DEA: U.S. Facing ‘Fentanyl Crisis’

By Pat Anson, Editor

The United States is facing an unprecedented “fentanyl crisis” that is likely to grow worse as drug dealers ramp up production of counterfeit pain medication made with illicit fentanyl, according to a new report from the Drug Enforcement Administration.

Fentanyl is a synthetic opioid 50 to 100 times more potent than morphine. It is legally prescribed in patches and lozenges to treat severe chronic pain, but illicit fentanyl has recently emerged as a fast-growing scourge on the black market, where it is increasingly being used in the manufacture of counterfeit drugs.

“The counterfeit pills often closely resemble the authentic medications they were designed to mimic, and the presence of fentanyls is only detected upon laboratory analysis,” the DEA warns in the unclassified report.

“Fentanyls will continue to appear in counterfeit opioid medications and will likely appear in a variety of non-opiate drugs as traffickers seek to expand the market in search of higher profits. Overdoses and deaths from counterfeit drugs containing fentanyls will increase as users continue to inaccurately dose themselves with imitation medications.”

Dozens of Americans have died this year after ingesting counterfeit versions of oxycodone, Norco and Xanax, which are virtually indistinguishable from the real medications. Even a few milligrams of fentanyl can be fatal.

Tennessee bureau of investigation

The DEA said “hundreds of thousands of counterfeit prescription drugs” laced with fentanyl were on the market and predicted more would be produced because of heavy demand and the “enormous profit potential” of fake medication.

“The seizures of fentanyl-laced pills and clandestine pill press operations all across North America indicate that this is becoming a trend, not a series of isolated incidents,” the DEA said.

The report highlighted the fact that U.S. forensic laboratories tested over 13,000 seized drugs containing fentanyl in 2015, up sharply from less than a thousand cases two years earlier.

The DEA said counterfeit pills are being smuggled into the U.S. from Mexico and Canada. Traffickers usually purchase powdered fentanyl and pill presses from China, and pill press operations have recently been found in Los Angeles and New York.

The counterfeit drugs problem is so serious the DEA believes it is undermining efforts to limit opioid prescribing.

“The arrival of large amounts of counterfeit prescription drugs containing fentanyls on the market threatens to devalue such initiatives and replaces opioid medications taken off of the street,” the DEA said. “Although not all controlled prescription drug users eventually switch to heroin, fentanyl-laced pills give DTOs (drug trafficking organizations) broader access to the large controlled prescription drug user population, which is reliant upon diversion of legitimate pills. This could undermine positive results from the state Prescription Drug Monitoring Programs, as well as from legislative and law enforcement programs.”

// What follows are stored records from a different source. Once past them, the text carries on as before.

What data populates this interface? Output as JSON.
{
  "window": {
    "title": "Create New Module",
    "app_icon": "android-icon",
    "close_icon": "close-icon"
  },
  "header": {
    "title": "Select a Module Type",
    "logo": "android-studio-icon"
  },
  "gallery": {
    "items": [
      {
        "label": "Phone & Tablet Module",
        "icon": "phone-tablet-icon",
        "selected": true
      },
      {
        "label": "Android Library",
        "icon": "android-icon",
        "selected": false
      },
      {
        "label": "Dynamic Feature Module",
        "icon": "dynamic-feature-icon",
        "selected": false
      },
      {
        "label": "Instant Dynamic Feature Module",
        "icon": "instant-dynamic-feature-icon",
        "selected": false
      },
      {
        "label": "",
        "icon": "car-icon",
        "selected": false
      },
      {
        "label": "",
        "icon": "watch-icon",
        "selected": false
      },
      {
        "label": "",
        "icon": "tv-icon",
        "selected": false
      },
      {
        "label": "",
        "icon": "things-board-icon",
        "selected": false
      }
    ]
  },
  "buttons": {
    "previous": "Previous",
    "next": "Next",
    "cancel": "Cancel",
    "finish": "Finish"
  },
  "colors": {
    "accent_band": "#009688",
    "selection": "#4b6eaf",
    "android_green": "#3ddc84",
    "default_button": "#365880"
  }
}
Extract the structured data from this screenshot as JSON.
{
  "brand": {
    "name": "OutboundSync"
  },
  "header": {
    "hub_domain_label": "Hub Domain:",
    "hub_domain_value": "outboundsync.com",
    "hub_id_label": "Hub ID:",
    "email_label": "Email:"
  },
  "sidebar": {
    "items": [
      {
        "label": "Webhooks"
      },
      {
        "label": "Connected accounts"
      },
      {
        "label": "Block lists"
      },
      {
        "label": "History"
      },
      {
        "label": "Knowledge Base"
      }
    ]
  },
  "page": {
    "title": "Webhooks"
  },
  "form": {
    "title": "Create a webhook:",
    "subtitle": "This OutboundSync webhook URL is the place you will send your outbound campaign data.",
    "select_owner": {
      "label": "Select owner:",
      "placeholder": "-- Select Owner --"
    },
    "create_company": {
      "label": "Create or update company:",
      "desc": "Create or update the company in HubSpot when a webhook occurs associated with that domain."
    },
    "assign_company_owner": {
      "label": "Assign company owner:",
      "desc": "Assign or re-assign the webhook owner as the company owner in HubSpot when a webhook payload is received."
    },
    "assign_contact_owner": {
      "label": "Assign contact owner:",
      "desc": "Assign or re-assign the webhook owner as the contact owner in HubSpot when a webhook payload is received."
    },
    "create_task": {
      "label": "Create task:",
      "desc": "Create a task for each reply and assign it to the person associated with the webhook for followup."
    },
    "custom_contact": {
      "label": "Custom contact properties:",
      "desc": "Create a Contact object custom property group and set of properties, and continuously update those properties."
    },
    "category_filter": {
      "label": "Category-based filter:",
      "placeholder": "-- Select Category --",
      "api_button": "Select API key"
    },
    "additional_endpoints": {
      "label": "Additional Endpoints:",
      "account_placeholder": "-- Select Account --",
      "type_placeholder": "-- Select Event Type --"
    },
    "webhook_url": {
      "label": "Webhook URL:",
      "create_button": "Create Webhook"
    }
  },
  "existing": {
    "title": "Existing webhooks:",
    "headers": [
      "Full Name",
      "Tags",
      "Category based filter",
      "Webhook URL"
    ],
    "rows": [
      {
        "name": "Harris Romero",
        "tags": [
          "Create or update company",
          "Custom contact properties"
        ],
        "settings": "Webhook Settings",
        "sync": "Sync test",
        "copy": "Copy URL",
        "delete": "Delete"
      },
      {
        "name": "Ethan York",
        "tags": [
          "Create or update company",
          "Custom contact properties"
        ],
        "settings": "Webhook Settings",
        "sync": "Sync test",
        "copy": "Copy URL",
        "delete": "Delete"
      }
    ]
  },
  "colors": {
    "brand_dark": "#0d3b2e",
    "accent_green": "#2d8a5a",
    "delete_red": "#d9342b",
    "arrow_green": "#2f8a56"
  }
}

As Pain News Network has reported, Massachusetts and Rhode Island recently said fentanyl was to blame for nearly 60 percent of their opioid overdose deaths.

Senators Urge DEA to Reduce Supply of Opioids

A group of U.S. Senators is urging the DEA to "aggressively combat the opioid epidemic," not by going after fentanyl traffickers, but by making legal opioids even harder to get.

In a letter to acting DEA administrator Chuck Rosenberg, Senators Dick Durbin (D-IL) Sherrod Brown (D-OH), Edward Markey (D-MA), Amy Klobuchar (D-MN), Angus King (I-ME), and Joe Manchin (D-WV) urged the agency to tighten its annual quotas for manufacturers to produce controlled substances.

"In effect, DEA serves as a gatekeeper for how many opioids are allowed to be legally sold every year in the United States. Yet, for the past two decades, DEA has approved significant increases in the aggregate volume of opioids allowed to be produced for sale," the letter states.

The Senators urged the agency to rollback a 25 percent increase in production quotas for Schedule II opioids that was implemented in 2013. Schedule II opioids include hydrocodone, a widely prescribed painkiller that was reclassified from a Schedule III to a Schedule II drug in 2014.

The Senators also said the DEA should make a mid-year adjustment in the quota to immediately reduce the supply of prescription opioids. The letter did not address the fentanyl crisis or the rapid growth in counterfeit medication.